Ils viennent de partir. Ils étaient là, ils sont venus me sauver ont-ils dit. Ils se font du souci pour moi, pour moi, pas pour eux non. Le mensonge collectif était profondément ancré, et, même si j'avais pu, ou voulu parler, cela n'aurait probablement servi à rien. La lubie, inoffensive les premiers jours, comme une crise d'adolescence sur le tard, une lubie c'est quelque chose dont on se moque, qu'on aime ridiculiser, la lubie s'est transformée en obsession, et les obsessions, c'est dangereux. Ils ont tous parlé avec un air empreint de pitié, de profonde douleur à mon endroit, comme si mes jours étaient comptés. Je n'avais pas d'autre choix que de les écouter, et étrangement, j'en avais envie. J'avais devant moi la plus belle preuve de l'existence des démons. Je les dérangeais avec mes « lubies », ils n'en pouvaient plus de devoir se regarder dans mes yeux, mes yeux qui ne jugent pas mais disent la Vérité, qui elle n'est pas toujours belle, ils n'en pouvaient plus de faire face à leurs failles, qu'ils tentent de cacher au prix de tant d'efforts ; je les dérangeais alors, sous couvert de bonté à mon égard, ils cherchaient à me neutraliser, comme un corps étranger au système, un microbe. Jamais plus belle supercherie ne fut orchestrée en mon nom. J'avais cherché à les aider, et ils me condamnaient. Ils auraient voulu que je parle, ils n'imaginaient pas ce que j'aurais à leur dire. À peine aurais-je ouvert la bouche qu'ils m'auraient supplié de me taire. J'ai souri à cette pensée. Ils ne peuvent rien contre moi. Des menaces furent lancées, juste avant de partir, des menaces déguisées en sauvetage, de la peur drapée dans le velours de l'amour.

Jour 100.

Ils sont venus ce matin, les hommes en blanc.
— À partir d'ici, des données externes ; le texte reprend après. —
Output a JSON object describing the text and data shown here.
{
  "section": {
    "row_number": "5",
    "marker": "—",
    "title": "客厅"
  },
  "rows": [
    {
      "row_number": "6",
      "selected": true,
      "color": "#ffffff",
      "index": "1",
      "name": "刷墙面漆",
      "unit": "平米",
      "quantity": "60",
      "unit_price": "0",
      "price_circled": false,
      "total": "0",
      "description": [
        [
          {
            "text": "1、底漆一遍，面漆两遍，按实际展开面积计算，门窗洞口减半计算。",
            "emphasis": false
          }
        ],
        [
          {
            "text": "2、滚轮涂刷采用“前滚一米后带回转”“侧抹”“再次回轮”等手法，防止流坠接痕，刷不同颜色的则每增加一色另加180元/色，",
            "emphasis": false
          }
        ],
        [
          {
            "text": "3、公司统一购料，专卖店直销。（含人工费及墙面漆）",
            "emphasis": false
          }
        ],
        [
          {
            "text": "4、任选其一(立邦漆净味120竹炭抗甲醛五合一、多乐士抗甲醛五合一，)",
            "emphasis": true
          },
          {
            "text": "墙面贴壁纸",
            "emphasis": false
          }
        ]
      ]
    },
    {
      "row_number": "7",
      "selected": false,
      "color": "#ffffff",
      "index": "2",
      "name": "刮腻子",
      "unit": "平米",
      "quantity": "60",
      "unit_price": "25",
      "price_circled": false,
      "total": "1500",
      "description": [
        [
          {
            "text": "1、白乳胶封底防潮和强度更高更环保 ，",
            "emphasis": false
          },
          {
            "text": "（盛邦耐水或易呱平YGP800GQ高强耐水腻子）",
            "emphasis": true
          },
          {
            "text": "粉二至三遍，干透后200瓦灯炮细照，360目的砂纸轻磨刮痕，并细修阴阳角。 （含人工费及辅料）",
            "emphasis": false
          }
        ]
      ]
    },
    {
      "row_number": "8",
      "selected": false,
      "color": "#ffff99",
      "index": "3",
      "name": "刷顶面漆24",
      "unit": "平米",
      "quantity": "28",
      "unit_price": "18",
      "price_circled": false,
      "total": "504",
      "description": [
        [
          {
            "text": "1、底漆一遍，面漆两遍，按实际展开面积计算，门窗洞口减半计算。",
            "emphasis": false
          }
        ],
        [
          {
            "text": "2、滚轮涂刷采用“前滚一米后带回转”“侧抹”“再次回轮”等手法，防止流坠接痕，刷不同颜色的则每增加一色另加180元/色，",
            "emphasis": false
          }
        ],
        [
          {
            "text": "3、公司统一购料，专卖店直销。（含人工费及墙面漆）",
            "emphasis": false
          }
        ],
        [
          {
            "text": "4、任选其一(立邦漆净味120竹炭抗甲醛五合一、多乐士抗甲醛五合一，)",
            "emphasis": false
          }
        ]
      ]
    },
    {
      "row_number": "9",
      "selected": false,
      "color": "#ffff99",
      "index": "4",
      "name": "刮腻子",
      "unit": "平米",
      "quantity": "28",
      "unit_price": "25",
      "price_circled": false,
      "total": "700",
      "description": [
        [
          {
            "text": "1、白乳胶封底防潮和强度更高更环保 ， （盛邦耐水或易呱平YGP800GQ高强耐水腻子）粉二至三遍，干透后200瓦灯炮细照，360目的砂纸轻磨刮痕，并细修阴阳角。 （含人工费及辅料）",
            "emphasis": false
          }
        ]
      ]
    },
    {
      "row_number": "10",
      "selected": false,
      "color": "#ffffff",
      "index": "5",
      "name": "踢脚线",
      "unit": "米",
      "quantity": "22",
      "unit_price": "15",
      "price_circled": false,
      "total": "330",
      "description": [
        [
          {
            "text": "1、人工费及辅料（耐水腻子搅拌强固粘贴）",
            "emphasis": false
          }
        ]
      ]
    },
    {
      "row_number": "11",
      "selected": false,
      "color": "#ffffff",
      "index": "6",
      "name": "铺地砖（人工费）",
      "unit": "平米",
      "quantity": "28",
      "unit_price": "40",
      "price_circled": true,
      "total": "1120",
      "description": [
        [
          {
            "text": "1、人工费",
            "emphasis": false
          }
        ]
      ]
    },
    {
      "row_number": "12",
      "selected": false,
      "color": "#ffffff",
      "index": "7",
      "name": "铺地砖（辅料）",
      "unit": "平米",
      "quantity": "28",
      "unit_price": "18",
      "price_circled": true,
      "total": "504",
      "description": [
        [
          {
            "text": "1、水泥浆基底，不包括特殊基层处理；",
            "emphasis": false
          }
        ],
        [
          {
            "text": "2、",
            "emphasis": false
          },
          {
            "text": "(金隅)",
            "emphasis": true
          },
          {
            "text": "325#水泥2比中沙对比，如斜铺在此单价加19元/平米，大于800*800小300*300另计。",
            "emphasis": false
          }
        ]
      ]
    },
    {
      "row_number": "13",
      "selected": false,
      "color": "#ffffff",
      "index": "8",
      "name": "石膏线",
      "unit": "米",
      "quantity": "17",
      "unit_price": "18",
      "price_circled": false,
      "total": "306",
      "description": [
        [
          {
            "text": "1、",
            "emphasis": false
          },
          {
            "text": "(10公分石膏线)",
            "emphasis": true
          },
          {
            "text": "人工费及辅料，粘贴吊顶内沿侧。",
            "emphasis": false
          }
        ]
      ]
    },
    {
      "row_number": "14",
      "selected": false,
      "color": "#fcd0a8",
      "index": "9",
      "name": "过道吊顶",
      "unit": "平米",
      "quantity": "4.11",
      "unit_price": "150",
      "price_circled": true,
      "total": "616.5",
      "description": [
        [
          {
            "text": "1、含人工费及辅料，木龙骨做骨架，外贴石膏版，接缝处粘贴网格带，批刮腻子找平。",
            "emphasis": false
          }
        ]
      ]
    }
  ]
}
Ils pensent qu'ils vont réussir à m'enfermer, à me soigner, qu'ils vont rétrécir mon horizon qui les menace. Ils n'ont pas compris que je ne suis plus à l'intérieur de moi, mes limites n'existent plus, elles ont disparu, envolées, dissoutes, inexistantes. Je suis ici et partout à la fois, ils ne m'auront pas, ils ne peuvent rien contre moi. L'oeil est le prince, je suis le roi.